I have recently started the third, and last, book in the 50 Shades of Grey trilogy. Make no mistake, the 50 Shades books are, at their heart, romances, pure and simple, albeit somewhat twisted. I am not normally a reader of romances. They are mostly so predictable (this is at the insistence of publishers who issue specific guidelines about how and when plot twists must occur). Hero and heroine in romance novels typically hate each other until they love each other. It takes them most of the book to first, fight against, and then accept their mutual feelings.
It is the twistedness that makes the 50 Shades series interesting. Christian Grey is a unique and compelling hero. He is devastatingly handsome and fabulously successful but a severely abusive childhood finds him unable to reach sexual satisfaction as an adult except when acting as a Dominant, visiting bondage and discipline upon his Submissive partner. Guaranteed, author E. L. James tells you all you ever wanted to know about how B & D works in great and titillating detail, if in fact, you did want to know.

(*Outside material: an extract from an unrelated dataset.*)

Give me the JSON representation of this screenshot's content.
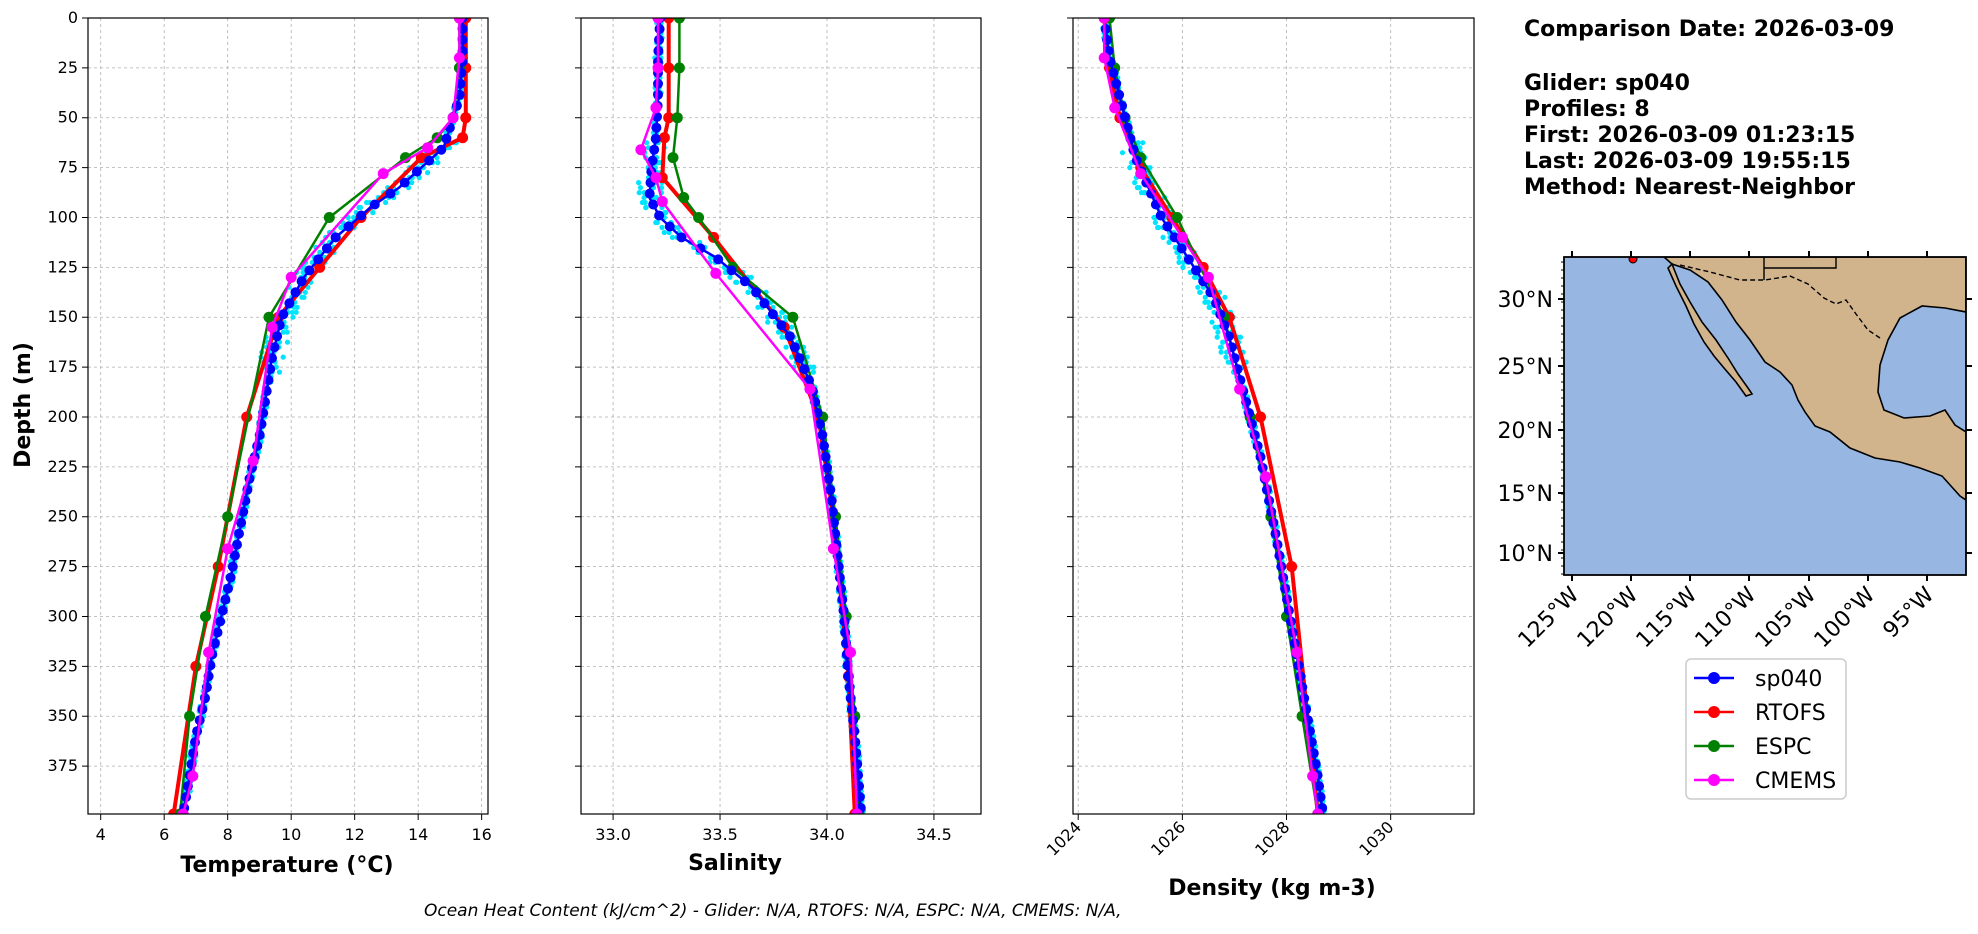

Even if you think you didn't, you might find it more fascinating than you anticipated.
One minor problem I had with 50 Shades was the same one I had with the Twilight series. Is it really believable that worldly and sophisticated men like Vampire Edward and Dominant Christian fall in love with oh-so-innocent and rather ditzy heroines, like Bela and Anastasia Steele? Well, yes, I guess the story demands it because our ladies must be virginal and trusting in order for true love to conquer all which, we know from the start, despite some setbacks and misunderstandings, is what is going to happen.
I have only barely started Book Three of 50 Shades and already Christian and Ana are married with Christian having moved beyond his most controlling and negatives desires. This is my other small problem with the series. I don't believe much in people changing dramatically and quickly, even for love. Can Ana really cause such a metamorphosis in Grey's behavior when years of therapy couldn't?

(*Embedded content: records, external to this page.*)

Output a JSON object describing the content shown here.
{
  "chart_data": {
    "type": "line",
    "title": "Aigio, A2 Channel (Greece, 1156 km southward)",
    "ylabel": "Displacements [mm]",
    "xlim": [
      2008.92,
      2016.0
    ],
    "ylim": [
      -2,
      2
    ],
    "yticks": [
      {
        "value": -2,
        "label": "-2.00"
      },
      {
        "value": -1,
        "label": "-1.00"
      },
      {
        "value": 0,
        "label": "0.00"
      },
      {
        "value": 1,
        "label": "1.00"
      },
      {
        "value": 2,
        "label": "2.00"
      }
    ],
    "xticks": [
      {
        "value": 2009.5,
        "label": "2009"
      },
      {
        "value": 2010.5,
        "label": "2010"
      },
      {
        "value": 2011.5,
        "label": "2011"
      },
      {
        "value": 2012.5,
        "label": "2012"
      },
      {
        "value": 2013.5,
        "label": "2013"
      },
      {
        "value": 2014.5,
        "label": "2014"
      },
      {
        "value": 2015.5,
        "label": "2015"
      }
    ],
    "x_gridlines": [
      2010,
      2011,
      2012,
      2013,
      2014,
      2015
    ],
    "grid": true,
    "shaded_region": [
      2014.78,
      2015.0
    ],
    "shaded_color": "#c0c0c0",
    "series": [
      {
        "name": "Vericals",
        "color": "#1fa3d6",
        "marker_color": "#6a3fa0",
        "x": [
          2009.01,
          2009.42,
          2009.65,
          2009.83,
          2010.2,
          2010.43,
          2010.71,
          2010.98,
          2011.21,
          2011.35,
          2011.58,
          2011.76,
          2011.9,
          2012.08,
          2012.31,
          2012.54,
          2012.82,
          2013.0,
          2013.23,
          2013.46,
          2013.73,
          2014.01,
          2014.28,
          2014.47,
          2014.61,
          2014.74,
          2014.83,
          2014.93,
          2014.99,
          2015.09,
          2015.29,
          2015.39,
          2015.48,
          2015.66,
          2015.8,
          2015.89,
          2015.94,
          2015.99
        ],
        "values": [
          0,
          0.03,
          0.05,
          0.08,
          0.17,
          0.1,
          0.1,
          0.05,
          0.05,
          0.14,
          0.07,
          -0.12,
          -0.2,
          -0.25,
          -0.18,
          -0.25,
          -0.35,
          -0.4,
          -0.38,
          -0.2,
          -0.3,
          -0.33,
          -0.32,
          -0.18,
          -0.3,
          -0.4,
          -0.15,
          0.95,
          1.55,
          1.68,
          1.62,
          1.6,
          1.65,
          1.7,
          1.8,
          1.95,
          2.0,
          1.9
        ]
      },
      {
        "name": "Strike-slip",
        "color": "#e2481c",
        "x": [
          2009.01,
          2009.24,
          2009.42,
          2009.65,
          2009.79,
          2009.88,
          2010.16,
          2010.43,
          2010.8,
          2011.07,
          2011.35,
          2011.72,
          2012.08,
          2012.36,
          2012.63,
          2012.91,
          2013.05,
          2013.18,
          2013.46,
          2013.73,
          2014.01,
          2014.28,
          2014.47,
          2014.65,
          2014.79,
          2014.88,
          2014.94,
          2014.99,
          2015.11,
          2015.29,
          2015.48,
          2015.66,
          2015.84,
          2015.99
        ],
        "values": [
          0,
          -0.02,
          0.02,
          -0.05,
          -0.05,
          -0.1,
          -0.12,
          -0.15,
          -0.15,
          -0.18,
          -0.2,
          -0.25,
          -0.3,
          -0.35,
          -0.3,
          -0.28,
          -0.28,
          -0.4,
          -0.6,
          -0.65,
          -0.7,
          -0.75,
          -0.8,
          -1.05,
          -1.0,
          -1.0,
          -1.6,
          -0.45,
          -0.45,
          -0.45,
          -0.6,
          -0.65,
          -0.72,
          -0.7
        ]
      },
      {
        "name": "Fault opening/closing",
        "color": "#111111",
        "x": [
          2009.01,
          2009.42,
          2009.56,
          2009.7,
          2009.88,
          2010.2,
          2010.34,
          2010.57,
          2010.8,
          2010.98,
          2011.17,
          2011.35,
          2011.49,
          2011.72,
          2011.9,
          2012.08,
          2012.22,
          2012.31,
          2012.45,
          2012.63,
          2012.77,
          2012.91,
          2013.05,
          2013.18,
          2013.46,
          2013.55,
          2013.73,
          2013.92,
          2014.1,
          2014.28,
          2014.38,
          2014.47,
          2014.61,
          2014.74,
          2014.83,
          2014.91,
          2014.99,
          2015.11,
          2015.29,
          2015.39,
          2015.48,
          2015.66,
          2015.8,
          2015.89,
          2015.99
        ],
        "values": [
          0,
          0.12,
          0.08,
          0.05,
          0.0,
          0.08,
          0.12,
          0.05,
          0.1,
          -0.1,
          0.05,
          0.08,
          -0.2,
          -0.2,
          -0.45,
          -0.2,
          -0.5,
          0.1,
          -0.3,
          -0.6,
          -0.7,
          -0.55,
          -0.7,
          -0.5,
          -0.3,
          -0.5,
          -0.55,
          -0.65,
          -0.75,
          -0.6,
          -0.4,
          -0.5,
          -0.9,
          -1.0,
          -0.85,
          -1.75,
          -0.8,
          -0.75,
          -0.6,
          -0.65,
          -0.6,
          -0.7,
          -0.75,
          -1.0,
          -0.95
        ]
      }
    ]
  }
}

Of course, we've been set us up for this. Christian, other than his sexual hang-ups, is good and kind and wonderful. He's a terrific employer, a philanthropist whose business goal is to develop technologies to help poor people....his mega-wealth being an almost incidental side effect. He is loving toward his adoptive family. He's even "kind" to his Submissives if you can get past butt plugs and floggers and nipple clamps and all the other accouterments of B & D he keeps in his playroom which Ana calls "The Red Room of Pain".
By Book Three, we're down to just the most erotic and playful and voluntary elements of B & D like hand cuffs and spanking. Ana is in full command at this point. Yes, he can still get angry and domineering but all she has to do is a) protest or b) vamp him and it's all over but the shouting.
I like my heroes to be as much anti-hero as hero. In my own books, the Rafe Vincennes series, (https://www.amazon.com/author/vwilliams) or (http://www.smashwords.com/books/view/126930), the first novel is Sociopath? Rafe's second grade teacher wonders whether a 7-year-old can merit that diagnosis. It is a question readers have to decide for themselves. Rafe too has the love of a beautiful woman but despite that, he remains flagrantly unfaithful. He believes society's rules don't apply to him. Bypassing cops and courts, he perpetrates his own brand of retribution upon those who harm him or his. Rafe too, has his good side, but he is definitely a 50/50 proposition, equal parts dark and light, and it will be ever so. He will not be converted; he will not be redeemed.
And this is what I hope: that at the end of Book Three of the 50 Shades series, Christian still has a bit of his dark side because it is that which sets him apart and makes him more appealing than the general run of romance heroes.